One such technological marvel was the ICD, or implantable cardioverter defibrillator. In Cheney’s case, medical-device maker Medtronic had to create a special modification to his ICD to disable the device’s wireless-programming capabilities. This modification came at the insistence of Dr. Reiner. He was concerned about the possibility of outside interference, and he wanted to protect not just the vice president but also the patient he had been tending to for so long. Eleven years later, the fictional vice president on the television show Homeland would be assassinated by militant jihadists using just such a technique. Reiner also notes that a real-life computer hacker has demonstrated that such an attack could successfully sabotage an implanted ICD.

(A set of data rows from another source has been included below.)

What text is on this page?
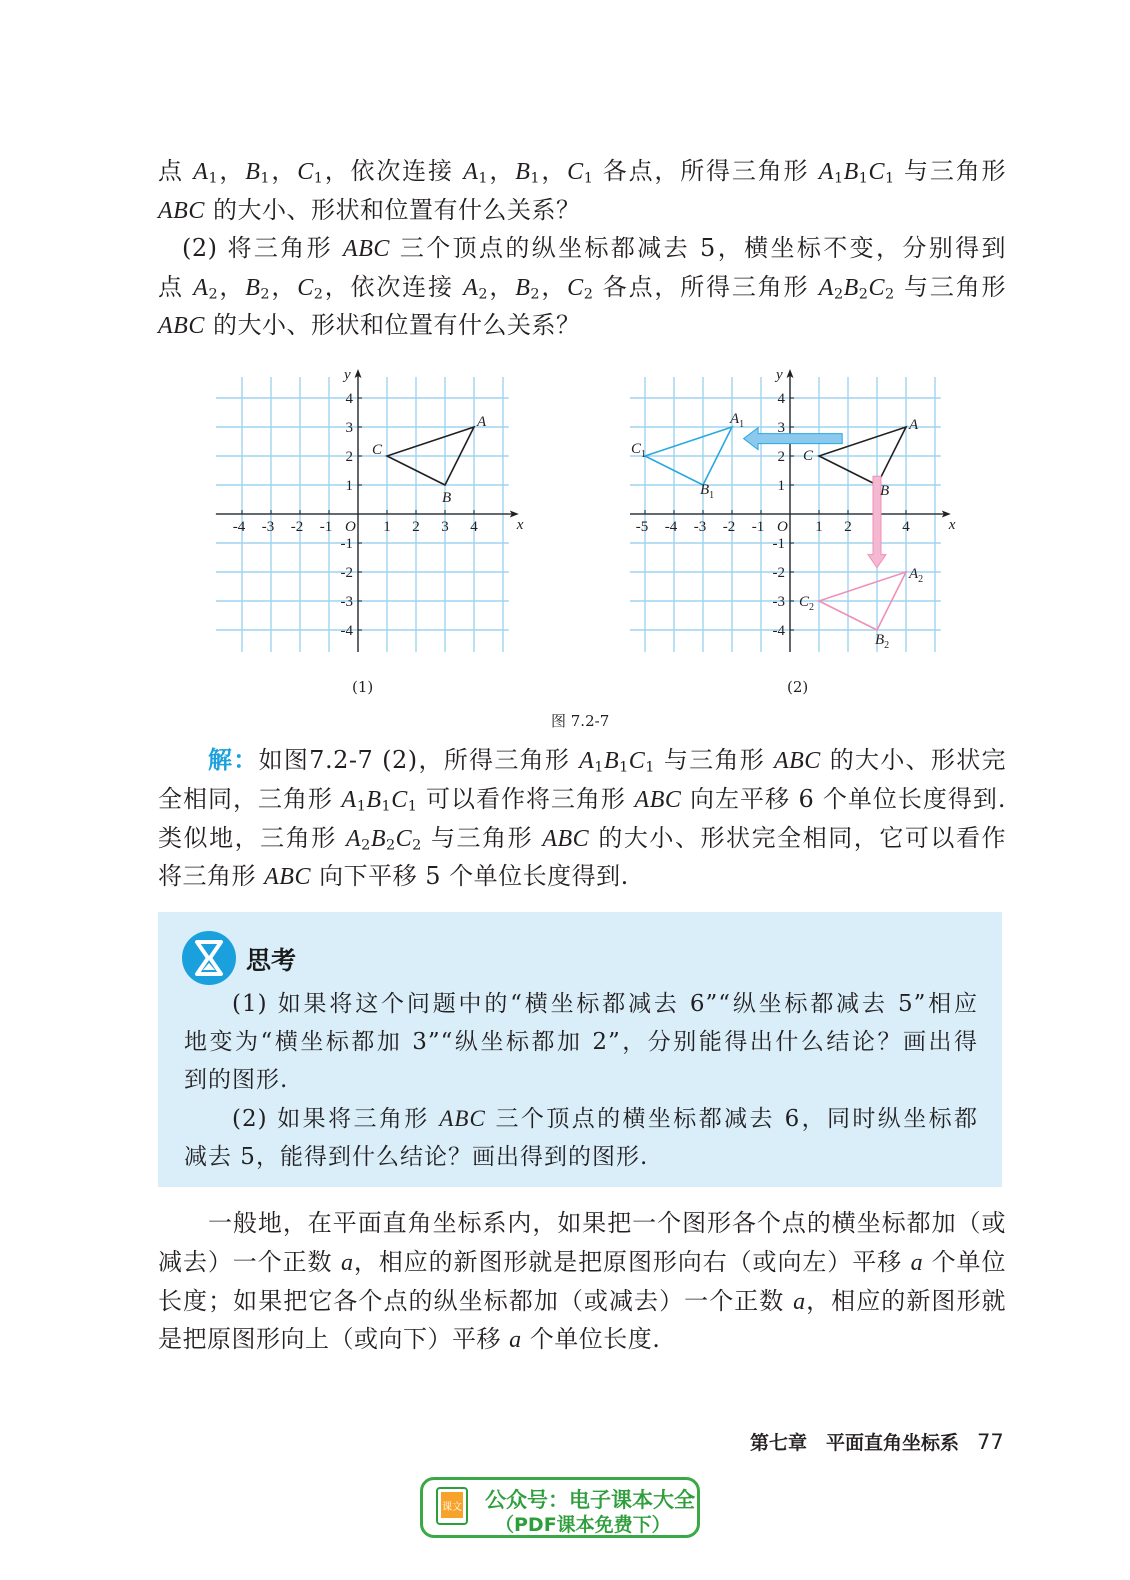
点 $A_1$，$B_1$，$C_1$，依次连接 $A_1$，$B_1$，$C_1$ 各点，所得三角形 $A_1B_1C_1$ 与三角形

ABC 的大小、形状和位置有什么关系？

(2) 将三角形 ABC 三个顶点的纵坐标都减去 5，横坐标不变，分别得到

点 $A_2$，$B_2$，$C_2$，依次连接 $A_2$，$B_2$，$C_2$ 各点，所得三角形 $A_2B_2C_2$ 与三角形

ABC 的大小、形状和位置有什么关系？

x
y
O
-4 -3 -2 -1	1 2 3 4
4
3
2
1
-1
-2
-3
-4
A
B
C
(1)
x
y
O
-5 -4 -3 -2 -1	1 2	4
4
3
2
1
-1
-2
-3
-4
A
B
C
$A_1$
$B_1$
$C_1$
$A_2$
$B_2$
$C_2$
(2)
图 7.2-7

解：如图7.2-7 (2)，所得三角形 $A_1B_1C_1$ 与三角形 ABC 的大小、形状完

全相同，三角形 $A_1B_1C_1$ 可以看作将三角形 ABC 向左平移 6 个单位长度得到.

类似地，三角形 $A_2B_2C_2$ 与三角形 ABC 的大小、形状完全相同，它可以看作

将三角形 ABC 向下平移 5 个单位长度得到.

思考

(1) 如果将这个问题中的“横坐标都减去 6”“纵坐标都减去 5”相应

地变为“横坐标都加 3”“纵坐标都加 2”，分别能得出什么结论？画出得

到的图形.

(2) 如果将三角形 ABC 三个顶点的横坐标都减去 6，同时纵坐标都

减去 5，能得到什么结论？画出得到的图形.

一般地，在平面直角坐标系内，如果把一个图形各个点的横坐标都加（或

减去）一个正数 a，相应的新图形就是把原图形向右（或向左）平移 a 个单位

长度；如果把它各个点的纵坐标都加（或减去）一个正数 a，相应的新图形就

是把原图形向上（或向下）平移 a 个单位长度.

第七章　平面直角坐标系 77
课文 公众号：电子课本大全
（PDF课本免费下）
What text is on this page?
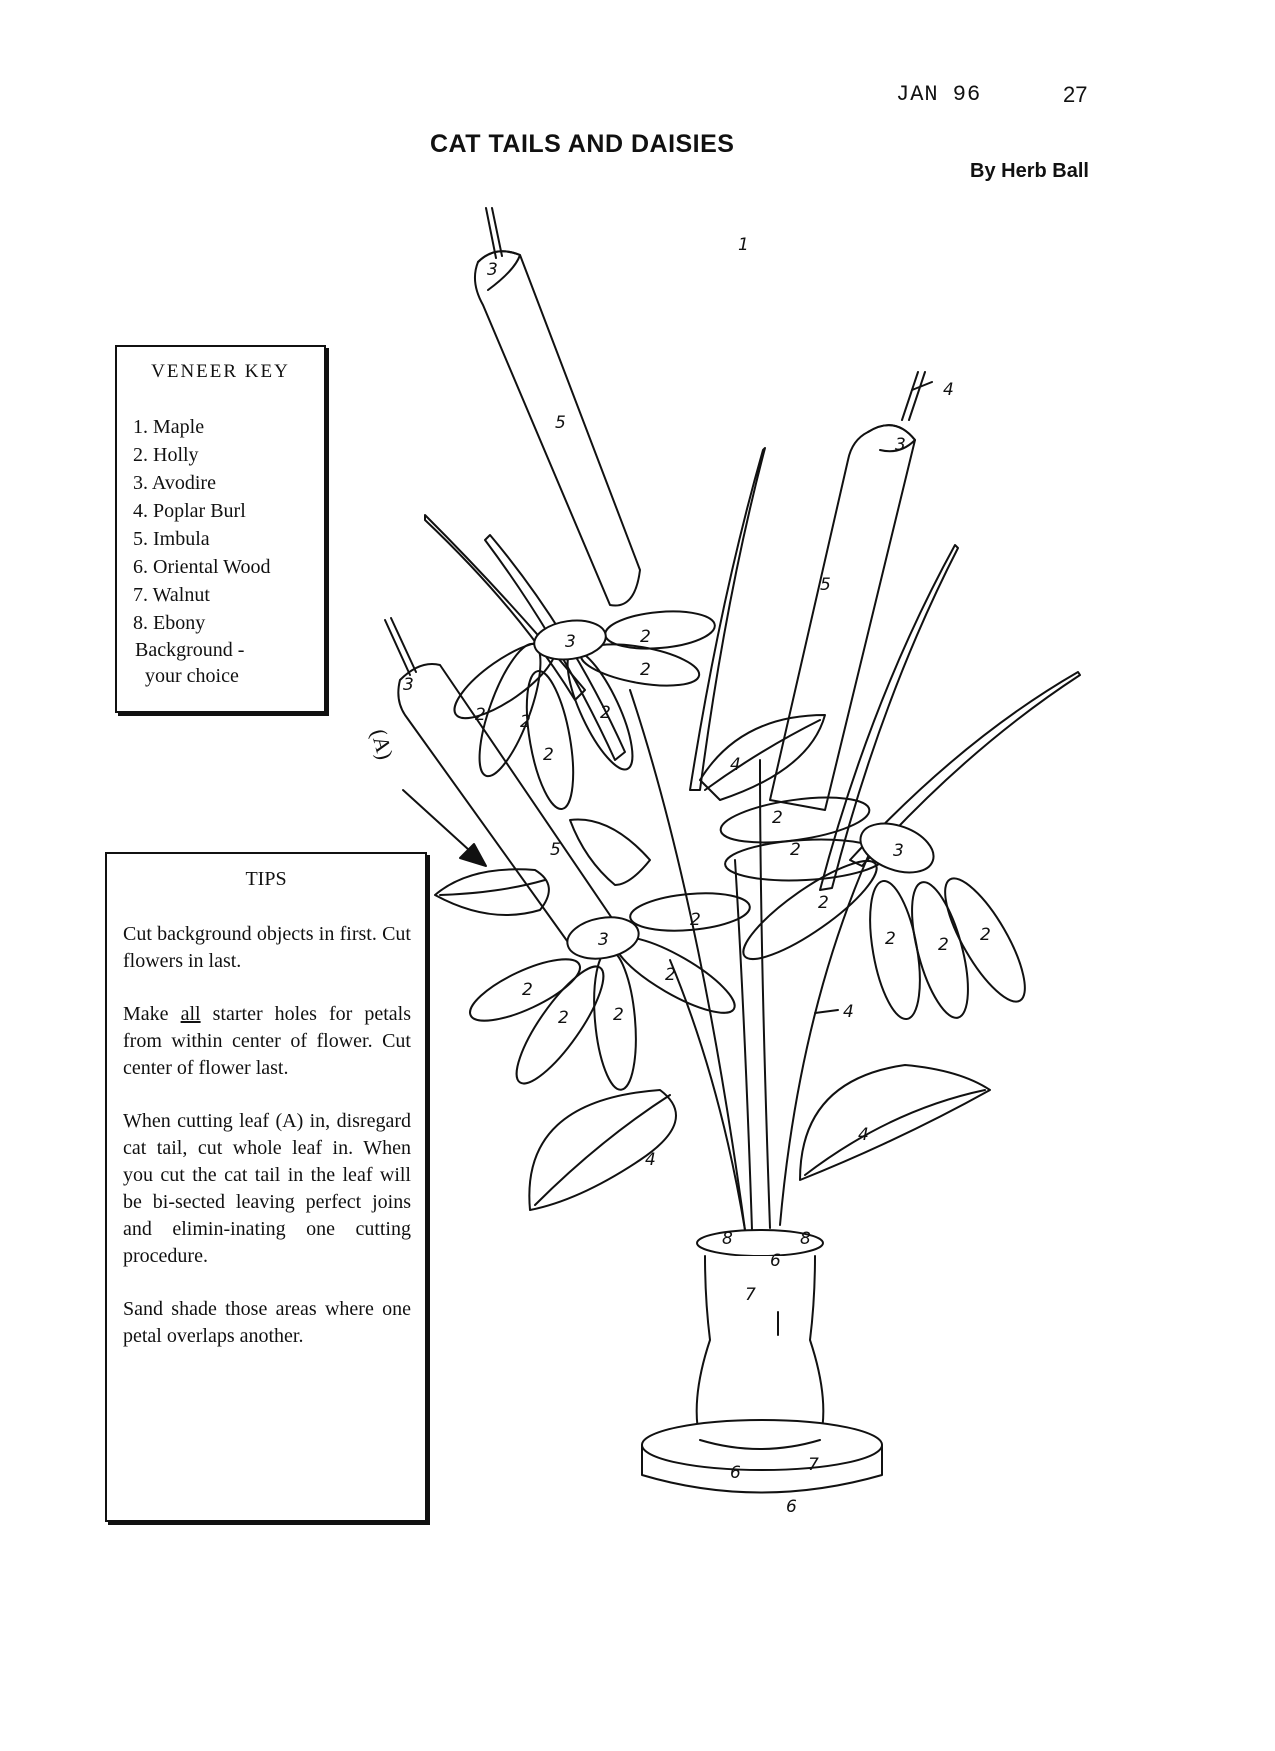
JAN 96	27
CAT TAILS AND DAISIES
By Herb Ball
VENEER KEY
1. Maple
2. Holly
3. Avodire
4. Poplar Burl
5. Imbula
6. Oriental Wood
7. Walnut
8. Ebony
Background -
your choice
TIPS

Cut background objects in first. Cut flowers in last.

Make all starter holes for petals from within center of flower. Cut center of flower last.

When cutting leaf (A) in, disregard cat tail, cut whole leaf in. When you cut the cat tail in the leaf will be bi-sected leaving perfect joins and elimin-inating one cutting procedure.

Sand shade those areas where one petal overlaps another.

1
(A)
5
5
5
3
3
3
4
4
4
4
4
2
2
2
2
2
2
2
2
2
2 2 2
2
2
2
2
2
3
3
3
7
7
8	8
6
6
6
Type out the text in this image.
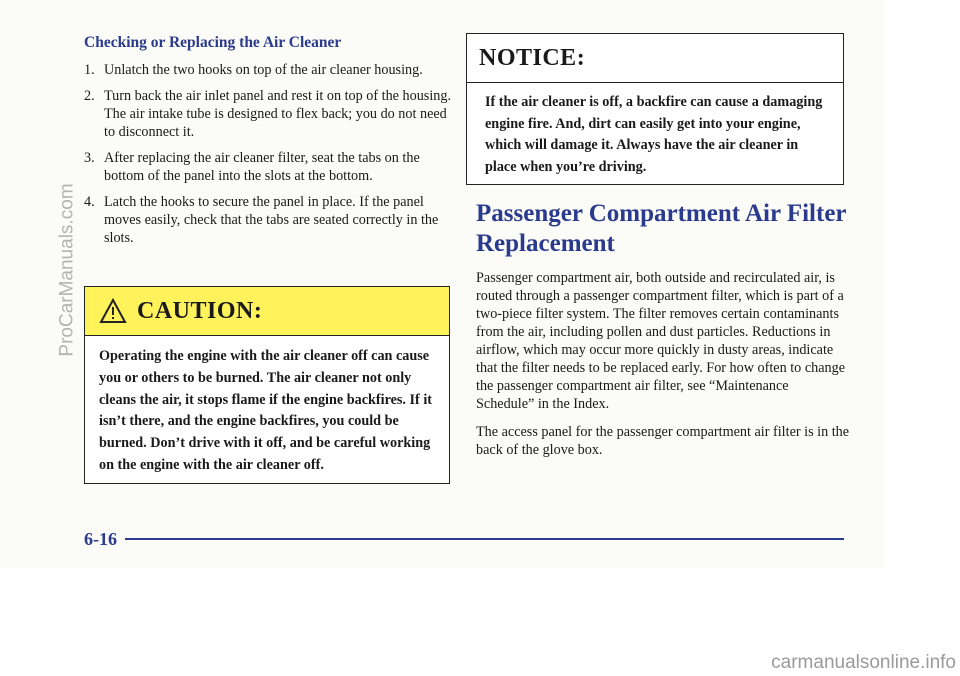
Checking or Replacing the Air Cleaner
1. Unlatch the two hooks on top of the air cleaner housing.
2. Turn back the air inlet panel and rest it on top of the housing. The air intake tube is designed to flex back; you do not need to disconnect it.
3. After replacing the air cleaner filter, seat the tabs on the bottom of the panel into the slots at the bottom.
4. Latch the hooks to secure the panel in place. If the panel moves easily, check that the tabs are seated correctly in the slots.
CAUTION:
Operating the engine with the air cleaner off can cause you or others to be burned. The air cleaner not only cleans the air, it stops flame if the engine backfires. If it isn’t there, and the engine backfires, you could be burned. Don’t drive with it off, and be careful working on the engine with the air cleaner off.
NOTICE:
If the air cleaner is off, a backfire can cause a damaging engine fire. And, dirt can easily get into your engine, which will damage it. Always have the air cleaner in place when you’re driving.
Passenger Compartment Air Filter Replacement

Passenger compartment air, both outside and recirculated air, is routed through a passenger compartment filter, which is part of a two-piece filter system. The filter removes certain contaminants from the air, including pollen and dust particles. Reductions in airflow, which may occur more quickly in dusty areas, indicate that the filter needs to be replaced early. For how often to change the passenger compartment air filter, see “Maintenance Schedule” in the Index.

The access panel for the passenger compartment air filter is in the back of the glove box.

6-16
ProCarManuals.com
carmanualsonline.info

In writing a book like this, with his vulnerabilities and unhealthy habits acknowledged quite frankly, Dick Cheney reveals a new public side. Perhaps this Cheney 2.0 can help counter the unfair-but-prevalent Darth Vader image he has among ideological critics. At a time when partisanship rides high, it would be interesting to see Dick Cheney and Michelle Obama team up to lend their voices and reputations to an event that supports healthy eating and living. That may not happen, but Heart will remind readers of Dick Cheney’s humanity and his long service to the nation.
Tevi Troy, a former deputy secretary of Health and Human Services and senior White House aide, is the author of What Jefferson Read, Ike Watched, and Obama Tweeted: 200 Years of Popular Culture in the White House.